Transactional Replication
My favourite way of migrating Databases online to Azure SQL Database is the Transactional Replication. Very easy to setup, exactly as a traditional transactional replication on-premises with specificity that you will need to push data to the subscriber (Azure SQLDB) since there are no processes in Azure SQLDB that can do this work for you. Of course there can be something done in Azure Automation, but to my knowledge there is nothing supported that is implemented so far.
For the initialisation a Snapshot will be generated and it will be seeded into the Azure SQLDB.
Once the data is fully synchronised you can simply change the connection settings from the SQL Server to Azure SQL Database and voila, you are done!
If you are interested in Transactional Replication bases, take a look at this almost 1.5 years old video at one of my favourite shows Data Exposed, where Jean-Yves Devant is explaining them.
Tip: at PASSCamp in Germany last December (2015) I have already shown how to set it up in a hands-on lab, and so I highly recommend this bleeding-edge event.
Linked Server
There is something I have learned on one of my most recent Azure SQL Database projects: using Linked Server from your SQL Server can be one effective tool for data transfer to Azure SQL Database.
If you have a lot (hundreds or thousands) of really small tables (in small MB), then establishing a Linked Server directly to your SQLDatabase, opening multiple connections and transferring the data directly can be very effective. There are no additional resources involved and the true limit in this case is the landing capacity of your database, plus the number of connections that you will open on your SQL Server.

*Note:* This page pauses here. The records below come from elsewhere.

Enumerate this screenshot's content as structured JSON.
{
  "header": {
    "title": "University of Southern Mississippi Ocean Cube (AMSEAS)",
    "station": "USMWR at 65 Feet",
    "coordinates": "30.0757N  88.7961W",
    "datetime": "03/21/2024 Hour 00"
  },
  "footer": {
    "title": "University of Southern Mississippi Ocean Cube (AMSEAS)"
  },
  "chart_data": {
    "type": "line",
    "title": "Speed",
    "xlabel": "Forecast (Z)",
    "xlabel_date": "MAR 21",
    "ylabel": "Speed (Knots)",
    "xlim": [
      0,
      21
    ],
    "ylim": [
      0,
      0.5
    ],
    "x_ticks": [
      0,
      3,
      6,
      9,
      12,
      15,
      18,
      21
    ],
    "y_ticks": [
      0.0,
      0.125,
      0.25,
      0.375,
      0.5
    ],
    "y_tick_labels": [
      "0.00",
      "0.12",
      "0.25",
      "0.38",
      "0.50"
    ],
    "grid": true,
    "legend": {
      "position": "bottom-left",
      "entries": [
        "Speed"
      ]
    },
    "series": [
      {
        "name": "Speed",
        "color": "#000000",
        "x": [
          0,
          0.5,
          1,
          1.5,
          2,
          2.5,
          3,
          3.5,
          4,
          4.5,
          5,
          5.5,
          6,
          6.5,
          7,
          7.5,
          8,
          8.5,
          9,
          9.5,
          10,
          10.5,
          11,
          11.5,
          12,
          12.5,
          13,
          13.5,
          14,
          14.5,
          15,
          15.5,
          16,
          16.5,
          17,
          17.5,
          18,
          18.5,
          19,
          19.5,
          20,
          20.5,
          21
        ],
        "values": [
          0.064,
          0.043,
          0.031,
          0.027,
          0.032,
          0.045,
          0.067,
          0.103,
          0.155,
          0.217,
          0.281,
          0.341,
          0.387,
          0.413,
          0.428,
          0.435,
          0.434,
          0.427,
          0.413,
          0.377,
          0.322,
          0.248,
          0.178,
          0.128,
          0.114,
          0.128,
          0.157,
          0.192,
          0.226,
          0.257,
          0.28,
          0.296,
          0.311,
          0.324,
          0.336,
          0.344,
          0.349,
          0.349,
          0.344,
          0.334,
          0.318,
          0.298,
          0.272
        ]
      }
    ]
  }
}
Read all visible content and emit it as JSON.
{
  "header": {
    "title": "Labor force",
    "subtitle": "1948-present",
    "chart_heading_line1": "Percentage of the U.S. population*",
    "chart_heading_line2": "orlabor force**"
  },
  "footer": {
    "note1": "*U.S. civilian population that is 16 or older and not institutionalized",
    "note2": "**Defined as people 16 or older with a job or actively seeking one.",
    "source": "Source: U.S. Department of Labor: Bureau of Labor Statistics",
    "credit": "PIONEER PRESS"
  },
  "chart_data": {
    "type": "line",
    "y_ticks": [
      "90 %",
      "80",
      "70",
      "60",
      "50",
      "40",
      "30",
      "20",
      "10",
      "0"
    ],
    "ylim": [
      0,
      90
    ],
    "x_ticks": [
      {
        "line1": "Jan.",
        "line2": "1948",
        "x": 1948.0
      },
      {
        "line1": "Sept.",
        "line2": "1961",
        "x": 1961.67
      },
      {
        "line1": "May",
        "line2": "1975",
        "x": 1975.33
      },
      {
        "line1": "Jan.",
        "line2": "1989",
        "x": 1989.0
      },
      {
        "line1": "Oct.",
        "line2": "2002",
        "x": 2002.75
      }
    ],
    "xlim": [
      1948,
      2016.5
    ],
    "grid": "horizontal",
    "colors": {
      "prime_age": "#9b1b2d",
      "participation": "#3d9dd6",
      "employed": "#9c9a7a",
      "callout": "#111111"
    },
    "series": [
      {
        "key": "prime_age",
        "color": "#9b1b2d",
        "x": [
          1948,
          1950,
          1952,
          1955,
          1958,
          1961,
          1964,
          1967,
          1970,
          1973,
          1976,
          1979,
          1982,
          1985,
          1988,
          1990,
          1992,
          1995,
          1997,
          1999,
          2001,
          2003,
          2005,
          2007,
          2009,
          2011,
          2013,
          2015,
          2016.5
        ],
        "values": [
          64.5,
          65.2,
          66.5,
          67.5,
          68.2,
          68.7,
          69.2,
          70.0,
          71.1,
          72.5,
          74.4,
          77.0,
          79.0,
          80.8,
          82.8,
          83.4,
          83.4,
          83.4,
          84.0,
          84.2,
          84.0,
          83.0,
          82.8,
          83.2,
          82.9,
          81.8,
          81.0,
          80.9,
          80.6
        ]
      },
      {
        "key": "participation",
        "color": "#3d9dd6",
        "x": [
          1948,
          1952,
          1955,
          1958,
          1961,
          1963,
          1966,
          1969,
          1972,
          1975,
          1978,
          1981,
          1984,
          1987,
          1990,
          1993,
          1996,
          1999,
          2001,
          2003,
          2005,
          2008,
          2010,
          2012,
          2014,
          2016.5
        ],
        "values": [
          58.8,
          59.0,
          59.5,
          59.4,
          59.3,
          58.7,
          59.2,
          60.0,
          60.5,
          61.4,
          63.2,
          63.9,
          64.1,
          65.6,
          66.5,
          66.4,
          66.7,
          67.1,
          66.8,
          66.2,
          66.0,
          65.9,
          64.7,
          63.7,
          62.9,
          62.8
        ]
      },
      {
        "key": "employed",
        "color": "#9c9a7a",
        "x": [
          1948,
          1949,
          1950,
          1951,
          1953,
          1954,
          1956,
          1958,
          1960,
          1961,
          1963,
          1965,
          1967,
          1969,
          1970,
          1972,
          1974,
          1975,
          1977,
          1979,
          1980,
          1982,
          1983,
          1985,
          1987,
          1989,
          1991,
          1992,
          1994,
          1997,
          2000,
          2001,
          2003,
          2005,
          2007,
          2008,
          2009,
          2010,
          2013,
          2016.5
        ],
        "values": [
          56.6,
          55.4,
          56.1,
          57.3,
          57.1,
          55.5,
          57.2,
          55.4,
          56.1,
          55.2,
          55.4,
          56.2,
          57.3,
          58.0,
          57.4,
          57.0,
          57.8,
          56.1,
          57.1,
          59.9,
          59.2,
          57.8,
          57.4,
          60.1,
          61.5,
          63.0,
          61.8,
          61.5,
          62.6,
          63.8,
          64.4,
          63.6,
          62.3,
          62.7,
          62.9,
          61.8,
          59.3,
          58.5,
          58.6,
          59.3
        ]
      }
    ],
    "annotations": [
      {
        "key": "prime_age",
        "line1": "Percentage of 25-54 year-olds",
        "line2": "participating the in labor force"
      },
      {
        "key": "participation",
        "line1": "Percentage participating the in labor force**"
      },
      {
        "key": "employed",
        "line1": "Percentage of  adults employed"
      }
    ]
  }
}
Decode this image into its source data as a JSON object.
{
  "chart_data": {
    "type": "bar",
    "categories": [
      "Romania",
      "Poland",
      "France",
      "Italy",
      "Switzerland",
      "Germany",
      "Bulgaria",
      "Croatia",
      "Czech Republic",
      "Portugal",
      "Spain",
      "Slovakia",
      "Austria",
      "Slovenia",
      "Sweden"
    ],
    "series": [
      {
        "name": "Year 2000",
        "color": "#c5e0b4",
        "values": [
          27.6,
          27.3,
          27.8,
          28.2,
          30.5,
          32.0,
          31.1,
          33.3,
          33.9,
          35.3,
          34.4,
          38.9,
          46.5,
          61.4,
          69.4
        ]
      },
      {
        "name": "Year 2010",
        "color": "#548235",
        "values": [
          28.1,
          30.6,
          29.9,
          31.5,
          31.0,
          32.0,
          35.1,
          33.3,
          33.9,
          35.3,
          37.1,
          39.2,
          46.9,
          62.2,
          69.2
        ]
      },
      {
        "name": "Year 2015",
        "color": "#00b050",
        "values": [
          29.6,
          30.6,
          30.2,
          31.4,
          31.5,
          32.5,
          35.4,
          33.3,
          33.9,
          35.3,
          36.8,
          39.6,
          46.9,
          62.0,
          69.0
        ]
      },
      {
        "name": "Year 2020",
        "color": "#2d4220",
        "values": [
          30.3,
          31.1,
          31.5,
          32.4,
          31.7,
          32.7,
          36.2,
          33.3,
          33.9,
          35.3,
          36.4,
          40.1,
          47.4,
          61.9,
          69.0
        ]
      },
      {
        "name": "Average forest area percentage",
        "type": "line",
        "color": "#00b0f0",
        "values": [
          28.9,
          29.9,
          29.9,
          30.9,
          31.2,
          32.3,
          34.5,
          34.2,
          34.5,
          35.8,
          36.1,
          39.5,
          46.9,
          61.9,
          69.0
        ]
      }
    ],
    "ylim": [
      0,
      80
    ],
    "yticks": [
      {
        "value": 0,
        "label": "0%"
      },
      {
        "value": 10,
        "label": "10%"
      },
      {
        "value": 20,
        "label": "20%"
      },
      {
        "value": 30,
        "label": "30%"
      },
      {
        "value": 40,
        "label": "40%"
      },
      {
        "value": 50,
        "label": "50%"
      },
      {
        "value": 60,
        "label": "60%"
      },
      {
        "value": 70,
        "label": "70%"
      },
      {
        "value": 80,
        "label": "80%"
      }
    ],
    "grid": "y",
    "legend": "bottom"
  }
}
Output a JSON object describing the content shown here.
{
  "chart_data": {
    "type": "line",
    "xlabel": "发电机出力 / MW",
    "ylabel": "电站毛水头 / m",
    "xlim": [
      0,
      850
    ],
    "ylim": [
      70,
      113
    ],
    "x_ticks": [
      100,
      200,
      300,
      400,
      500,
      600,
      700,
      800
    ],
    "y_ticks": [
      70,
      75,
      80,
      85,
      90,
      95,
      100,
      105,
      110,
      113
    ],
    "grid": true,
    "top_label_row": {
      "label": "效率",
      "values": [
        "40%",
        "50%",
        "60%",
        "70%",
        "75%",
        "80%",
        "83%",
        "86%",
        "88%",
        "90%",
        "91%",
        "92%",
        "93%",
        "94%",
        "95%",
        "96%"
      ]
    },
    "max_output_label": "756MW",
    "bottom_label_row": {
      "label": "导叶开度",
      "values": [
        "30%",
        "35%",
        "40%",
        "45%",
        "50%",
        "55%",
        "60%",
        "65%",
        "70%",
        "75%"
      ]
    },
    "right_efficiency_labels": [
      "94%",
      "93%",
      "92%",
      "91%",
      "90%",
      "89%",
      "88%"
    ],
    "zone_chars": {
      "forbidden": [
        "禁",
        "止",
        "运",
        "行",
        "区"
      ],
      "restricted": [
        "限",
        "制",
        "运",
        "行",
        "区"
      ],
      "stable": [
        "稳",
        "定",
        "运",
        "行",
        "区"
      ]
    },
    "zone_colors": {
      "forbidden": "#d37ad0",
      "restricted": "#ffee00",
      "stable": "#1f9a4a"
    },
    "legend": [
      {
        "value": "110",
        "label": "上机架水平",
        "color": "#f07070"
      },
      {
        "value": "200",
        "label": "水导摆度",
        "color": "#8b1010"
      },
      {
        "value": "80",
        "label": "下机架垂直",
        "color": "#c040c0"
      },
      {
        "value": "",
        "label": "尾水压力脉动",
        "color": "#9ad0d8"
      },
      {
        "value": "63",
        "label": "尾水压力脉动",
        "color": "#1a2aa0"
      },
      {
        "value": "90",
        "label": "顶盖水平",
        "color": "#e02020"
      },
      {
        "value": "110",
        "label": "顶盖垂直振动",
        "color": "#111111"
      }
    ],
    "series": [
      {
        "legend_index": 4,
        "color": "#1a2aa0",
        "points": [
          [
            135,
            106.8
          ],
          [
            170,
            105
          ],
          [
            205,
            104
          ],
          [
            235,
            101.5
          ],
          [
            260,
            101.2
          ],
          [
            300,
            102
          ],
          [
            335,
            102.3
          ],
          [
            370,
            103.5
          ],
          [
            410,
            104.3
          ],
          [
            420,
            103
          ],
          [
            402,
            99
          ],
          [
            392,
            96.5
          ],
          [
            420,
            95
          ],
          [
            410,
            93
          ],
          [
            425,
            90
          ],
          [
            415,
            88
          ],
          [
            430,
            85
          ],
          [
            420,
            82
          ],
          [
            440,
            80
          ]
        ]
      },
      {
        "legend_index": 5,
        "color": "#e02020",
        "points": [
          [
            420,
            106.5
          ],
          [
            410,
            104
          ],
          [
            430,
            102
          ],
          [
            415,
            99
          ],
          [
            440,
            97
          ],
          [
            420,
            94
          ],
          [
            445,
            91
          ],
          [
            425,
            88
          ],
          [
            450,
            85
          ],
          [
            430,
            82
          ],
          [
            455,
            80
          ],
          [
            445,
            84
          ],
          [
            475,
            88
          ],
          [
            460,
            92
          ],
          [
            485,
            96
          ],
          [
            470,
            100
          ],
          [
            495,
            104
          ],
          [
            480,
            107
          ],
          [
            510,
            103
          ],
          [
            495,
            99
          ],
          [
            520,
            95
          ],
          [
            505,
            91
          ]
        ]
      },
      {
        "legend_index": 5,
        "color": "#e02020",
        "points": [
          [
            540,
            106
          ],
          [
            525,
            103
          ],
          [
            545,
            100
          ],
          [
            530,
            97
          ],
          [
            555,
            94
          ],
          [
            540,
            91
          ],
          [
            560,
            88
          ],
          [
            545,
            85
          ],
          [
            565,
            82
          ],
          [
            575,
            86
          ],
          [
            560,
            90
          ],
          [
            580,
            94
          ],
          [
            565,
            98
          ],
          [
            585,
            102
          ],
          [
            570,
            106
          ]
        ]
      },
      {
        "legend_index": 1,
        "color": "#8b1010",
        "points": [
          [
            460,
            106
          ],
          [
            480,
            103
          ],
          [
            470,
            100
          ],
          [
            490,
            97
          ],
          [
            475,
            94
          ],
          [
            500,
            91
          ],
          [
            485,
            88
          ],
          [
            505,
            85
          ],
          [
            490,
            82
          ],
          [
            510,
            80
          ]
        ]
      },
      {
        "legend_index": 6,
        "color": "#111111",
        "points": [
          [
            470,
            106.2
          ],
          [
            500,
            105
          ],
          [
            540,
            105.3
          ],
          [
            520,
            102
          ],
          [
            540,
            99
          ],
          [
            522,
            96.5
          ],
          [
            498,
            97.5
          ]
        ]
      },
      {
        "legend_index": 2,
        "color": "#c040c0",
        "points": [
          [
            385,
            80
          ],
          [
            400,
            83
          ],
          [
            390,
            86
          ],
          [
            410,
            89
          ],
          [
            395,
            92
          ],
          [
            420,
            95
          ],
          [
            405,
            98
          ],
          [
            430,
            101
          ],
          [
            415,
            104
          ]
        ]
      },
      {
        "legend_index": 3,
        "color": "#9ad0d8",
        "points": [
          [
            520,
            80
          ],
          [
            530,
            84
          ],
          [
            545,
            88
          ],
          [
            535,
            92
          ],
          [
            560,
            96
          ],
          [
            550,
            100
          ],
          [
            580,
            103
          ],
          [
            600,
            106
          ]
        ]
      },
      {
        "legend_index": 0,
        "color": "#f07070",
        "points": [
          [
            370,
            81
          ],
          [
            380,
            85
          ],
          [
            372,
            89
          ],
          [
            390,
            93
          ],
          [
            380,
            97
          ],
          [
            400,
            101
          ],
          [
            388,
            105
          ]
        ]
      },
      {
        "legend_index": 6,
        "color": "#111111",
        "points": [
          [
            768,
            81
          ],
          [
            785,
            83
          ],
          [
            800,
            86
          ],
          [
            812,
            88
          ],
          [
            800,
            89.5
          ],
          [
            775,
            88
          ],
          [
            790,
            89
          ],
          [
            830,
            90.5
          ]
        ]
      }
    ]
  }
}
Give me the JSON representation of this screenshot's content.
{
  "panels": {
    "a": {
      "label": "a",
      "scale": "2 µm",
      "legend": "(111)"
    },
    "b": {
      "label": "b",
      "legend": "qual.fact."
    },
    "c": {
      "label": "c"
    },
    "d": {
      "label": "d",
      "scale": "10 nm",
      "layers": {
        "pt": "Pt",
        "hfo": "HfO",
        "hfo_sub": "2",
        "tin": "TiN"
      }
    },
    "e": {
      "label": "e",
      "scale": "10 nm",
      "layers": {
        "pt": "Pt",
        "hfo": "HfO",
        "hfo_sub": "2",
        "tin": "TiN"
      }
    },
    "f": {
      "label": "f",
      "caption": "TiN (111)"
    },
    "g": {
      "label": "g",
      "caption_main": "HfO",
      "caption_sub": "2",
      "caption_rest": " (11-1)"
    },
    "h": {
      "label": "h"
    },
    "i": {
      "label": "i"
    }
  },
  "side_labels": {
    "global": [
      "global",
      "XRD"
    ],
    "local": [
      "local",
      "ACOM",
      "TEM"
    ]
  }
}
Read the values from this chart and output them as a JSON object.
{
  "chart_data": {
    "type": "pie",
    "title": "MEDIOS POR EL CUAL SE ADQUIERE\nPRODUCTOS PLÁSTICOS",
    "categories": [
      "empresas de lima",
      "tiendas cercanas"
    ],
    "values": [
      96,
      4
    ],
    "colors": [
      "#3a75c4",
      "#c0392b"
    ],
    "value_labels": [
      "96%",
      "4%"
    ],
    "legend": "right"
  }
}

Let us setup a linked server with the following code (notice that you will need to specify your Azure SQL Server and credentials for that):
-- Add a Linked Server to Azure SQL DB EXEC sp_addlinkedserver @server = N'AzureSQLDB', @srvproduct = N'Azure SQL DB', @provider = N'SQLNCLI', @datasrc = N'mydb.database.windows.net,1433', @catalog = 'ContosoRetailDW'; -- Configure Login to Azure SQLDB EXEC sp_addlinkedsrvlogin @rmtsrvname = 'AzureSQLDB', @useself = 'FALSE', @locallogin = NULL, @rmtuser = 'myAzureUser', @rmtpassword = 'MyA#zureP4$$w0dr;)' -- Enable RPC in & out EXEC master.dbo.sp_serveroption @server = N'AzureSQLDB', @optname = N'rpc', @optvalue = N'true'; EXEC master.dbo.sp_serveroption @server = N'AzureSQLDB', @optname = N'rpc out', @optvalue = N'true';
From now on, you can easily transfer tables 1 by 1, being able even to compare the source & target tables, making sure that you are synchronising the missing data only. For example to make sure that my migration was successful I will run the following query against my favourite table FactOnlineSales:
select Sum(SalesAmount) from AzureSQLDB.ContosoRetailDW.dbo.FactOnlineSales;
Warning: you will not be able to take advantage of the Columnstore Indexes in this scenario, because Columnstore Indexes do not support cursors and this is how SQL Server Native Client is functioning.
For the large tables, the optimisation of the process might be very worth it trying the ADF or SSIS/BCP scenario, where you can take advantage of the multiple threads and effective data compression.
The Missing Stuff
Polybase – even though SQL Server 2016 supports Polybase out of the box and the Azure SQL DataWarehouse makes great usage of it (and all 3 versions have the very same codebase, though the features and implementations are wildly different), right now there is no possibility of using it for migrating to Azure SQLDatabase. I would love to be able to put data into Azure Blob Storage and import it with the help of the simple T-SQL commands.
The final thoughts
I am certainly not expecting this to be the complete list of ways to migrate to Azure SQL Database, but this is the one I am carrying with me with my toolbox and I am eager to expand it with more effective ways.